Los Angeles, abril de 2013.
Querido,
Eu queria que chovesse, mas não chove nunca por aqui. Às vezes, alguns respingos que iludem e me fazem pensar que tudo pode ser vivido novamente. Mas, não é bem assim... eu sei, você sabe. Eu queria ouvir um pouco mais o som do sino dos ventos, ouvir os pássaros que passam pela varanda à minha frente, em displicente alegria. Eu queria algo que me aconchegasse e me livrasse do sentimento de ser sempre só. Eu nem sei por que lhe escrevo...
Escrever uma carta para você e não poder enviá-la é ofício dos piores pois alivia, mas relembra o desconforto de nossas inúmeras frustrações vividas, à todas elas, juntarei mais algumas dúzias de cartas até o dia em que eu entender que não o tenho mais, que nunca o tive, que nunca fui realmente sua. Enquanto esse dia não chega, perco o meu tempo - tempo? - contando-lhe minha rotina.
Depois que eu perdi você, passei a perder coisas, nunca sei onde estão meus óculos, minha agenda, onde larguei meu telefone celular. Parei de pintar as unhas, de hidratar a pele, esqueci na gaveta meus brincos e pulseiras, meu tempo para mim. Nos momentos de ócio, perco-me olhando o enorme mapa pendurado na parede da sala, leio e releio os nomes dos países, dos rios e oceanos como se fosse sempre a primeira vez.

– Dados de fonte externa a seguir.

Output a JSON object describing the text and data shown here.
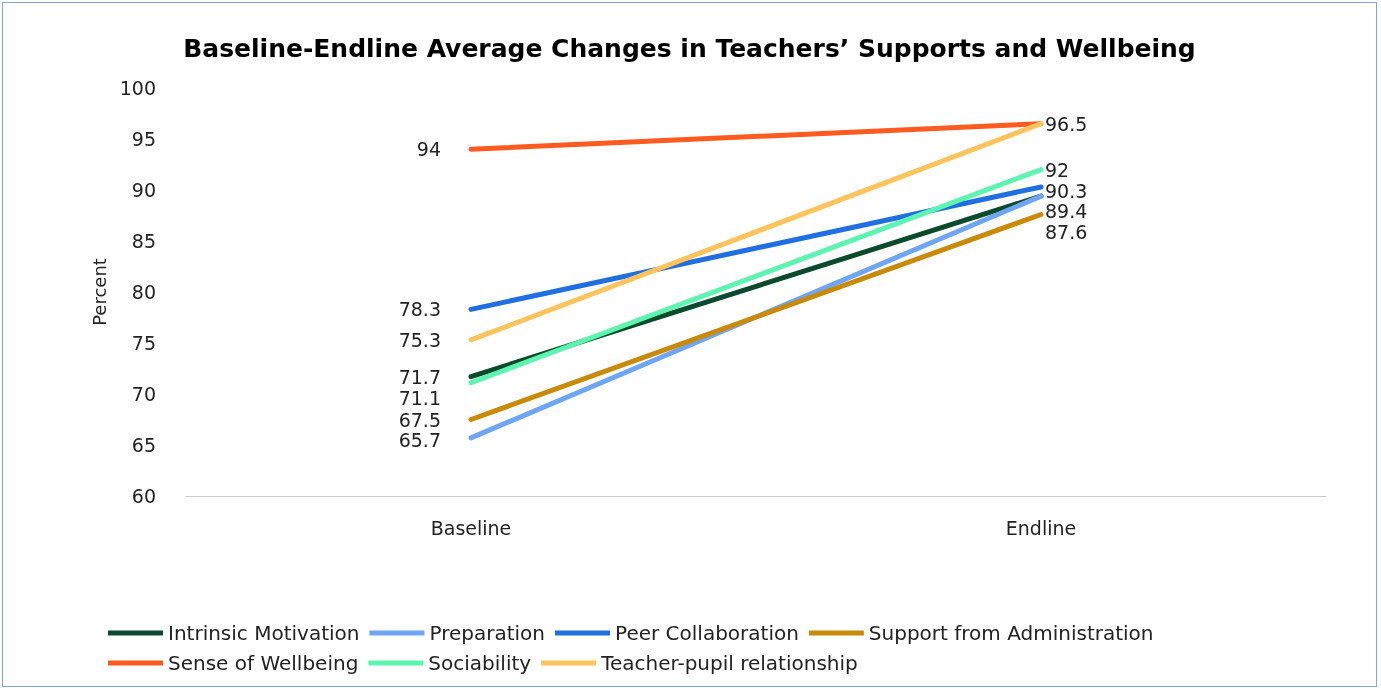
{
  "chart_data": {
    "type": "line",
    "title": "Baseline-Endline Average Changes in Teachers’ Supports and Wellbeing",
    "ylabel": "Percent",
    "categories": [
      "Baseline",
      "Endline"
    ],
    "series": [
      {
        "name": "Intrinsic Motivation",
        "color": "#0b4a2c",
        "values": [
          71.7,
          89.4
        ],
        "value_labels": [
          "71.7",
          "89.4"
        ]
      },
      {
        "name": "Preparation",
        "color": "#6ea6f5",
        "values": [
          65.7,
          89.4
        ],
        "value_labels": [
          "65.7",
          null
        ]
      },
      {
        "name": "Peer Collaboration",
        "color": "#1f6fe0",
        "values": [
          78.3,
          90.3
        ],
        "value_labels": [
          "78.3",
          "90.3"
        ]
      },
      {
        "name": "Support from Administration",
        "color": "#c98a0a",
        "values": [
          67.5,
          87.6
        ],
        "value_labels": [
          "67.5",
          "87.6"
        ]
      },
      {
        "name": "Sense of Wellbeing",
        "color": "#ff5a1f",
        "values": [
          94,
          96.5
        ],
        "value_labels": [
          "94",
          null
        ]
      },
      {
        "name": "Sociability",
        "color": "#5cf5b0",
        "values": [
          71.1,
          92
        ],
        "value_labels": [
          "71.1",
          "92"
        ]
      },
      {
        "name": "Teacher-pupil relationship",
        "color": "#ffc35c",
        "values": [
          75.3,
          96.5
        ],
        "value_labels": [
          "75.3",
          "96.5"
        ]
      }
    ],
    "ylim": [
      60,
      100
    ],
    "yticks": [
      60,
      65,
      70,
      75,
      80,
      85,
      90,
      95,
      100
    ],
    "grid": false,
    "legend": "bottom",
    "marker": "none",
    "line_style": "solid"
  }
}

Quantas vezes você morreu ou eu o matei? Inúmeras vezes, tantas que não cabem numa só existência. No chão, há mais pegadas nossas do que possamos imaginar. E em nossa história só há prefácios, resumos, rachaduras que sempre procuram nos engolir. Quantas vezes eu o deixei e quantas você pensou me ter? Eu acreditava ser sua, mas não era, descobri que existe enorme diferença entre "assimilate" e "adjusting". Assim, em Inglês mesmo e da forma que está escrito, pois, hoje, Mrs. G., minha professora, enfatizou isso tanto, mas tanto, que, eu, distraída, olhando, através da janela de vidro, as pessoas que passavam ao longe, me revi e refiz certos percursos passados. A verdade bateu-me à cara, nítida e brilhante. Eu pensei que amei, porém, eu apenas fiquei ajustando-me a você, procurando me adaptar. Eu não o assimilei. Assimilar é receber na veia aquilo que lhe é apresentado. Por que eu nunca o aceitei, por que eu o deixei partir e também me deixei ir, por que rejetei o nosso amor, fingindo ajustes, mas no fundo querendo ser parte da sua pele? Por que você fez o mesmo?
Outro dia, visitei uma cartomante. Ela disse que havia um eterno homem em minha vida, eu ri, claro! Todas dizem o mesmo! Porém, ela o descreveu em detalhes. Disse que fui sua preferida dentre todas as dançarinas de um cabaré do passado; a filha de um senhor de terras que não o queria por perto e que mandou lhe matar... fui aquela que embrenhou numa noite escura e solitária para procurar por você... e encontrá-lo tarde demais, machucado, derrotado, morto. Ela disse que completamos agora nosso sétimo encontro e isso significa que somos almas gêmeas. Fomos aventureiros, loucos, constantes, amantes, preferidos, escolhidos, mas só soubemos nos negar, enquanto juntos.
Troquei você por meus discos, meus livros e todos os meus delírios. Reneguei seu corpo só para não assumir a dor do meu sem o seu. Falei, falei demasiadamente e emudeci quando mais precisava dizer. Aceitei seus erros, mas não assumi o homem. E deixei você para todas as outras. Ri de nós, chorei por nós, briguei com a nossa história, recusei ser infeliz, mentira, sequer tentei.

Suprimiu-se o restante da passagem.